After delivering the online course as a pilot in Spring 2014, we offered the face-to-face redesign in Fall 2014 and the full online redesign in Spring 2015.  Using detailed rubrics to guide graders in their assessment of short essays and identifications, we found that although calibrating grades is possible, the variation in grading was admittedly sub-optimal.  Building on that initial promise, we found in subsequent semesters that grading could be effectively standardized despite expanding the types of assignments that were graded.  Improvement was derived primarily from increasing the rigor of the grading rubrics and recalibrating after an initial assessment of a subset of the assignment. Furthermore, the increased reliability and validity of grading occurred despite varying the research design from an across-subjects design (what was the average grade for assignments determined independently by a graduate student’s versus a core faculty member?) to a within subjects design (did graduate students and faculty arrive at the same grades for the same student assignments?). The consistent results are valuable because they suggest our methods for promoting grading reliability and validity were not generated by any particular research methodology.  Presently, we are offering the second iteration of the face-to-face redesign with the same graders from the prior semester. The same graduate students are tasked with grading the same assignments that were given to students in both learning environments.  Although we cannot complete our analysis until the end of the current semester, preliminary evaluation indicates that assessment is consistent across delivery format. 

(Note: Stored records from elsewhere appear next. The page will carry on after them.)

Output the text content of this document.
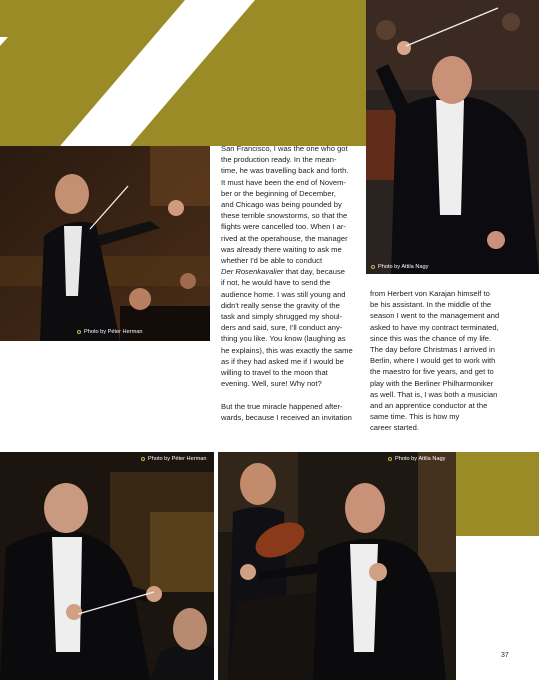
Photo by Péter Herman
Photo by Attila Nagy
Photo by Péter Herman	Photo by Attila Nagy

San Francisco, I was the one who got
the production ready. In the mean-
time, he was travelling back and forth.
It must have been the end of Novem-
ber or the beginning of December,
and Chicago was being pounded by
these terrible snowstorms, so that the
flights were cancelled too. When I ar-
rived at the operahouse, the manager
was already there waiting to ask me
whether I'd be able to conduct
Der Rosenkavalier that day, because
if not, he would have to send the
audience home. I was still young and
didn't really sense the gravity of the
task and simply shrugged my shoul-
ders and said, sure, I'll conduct any-
thing you like. You know (laughing as
he explains), this was exactly the same
as if they had asked me if I would be
willing to travel to the moon that
evening. Well, sure! Why not?

But the true miracle happened after-
wards, because I received an invitation

from Herbert von Karajan himself to
be his assistant. In the middle of the
season I went to the management and
asked to have my contract terminated,
since this was the chance of my life.
The day before Christmas I arrived in
Berlin, where I would get to work with
the maestro for five years, and get to
play with the Berliner Philharmoniker
as well. That is, I was both a musician
and an apprentice conductor at the
same time. This is how my
career started.

37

We believe our results provide useful insight into:  (1) the use of rubrics and training techniques to achieve consistent assessment across graders/teaching assistants; (2) the use of technology to create collaboration in both the online and face to face learning environment; (3) how technology may potentially enhance or detract from the quality and rigor; and (4) the development of methods/tools that faculty members can use to effectively manage a large online social science course.  Most importantly, our results indicate that with proper training graduate students can grade many assignments for online courses on par with that traditionally performed by core faculty, thus increasing the ability to offer high demand courses in non-traditional formats.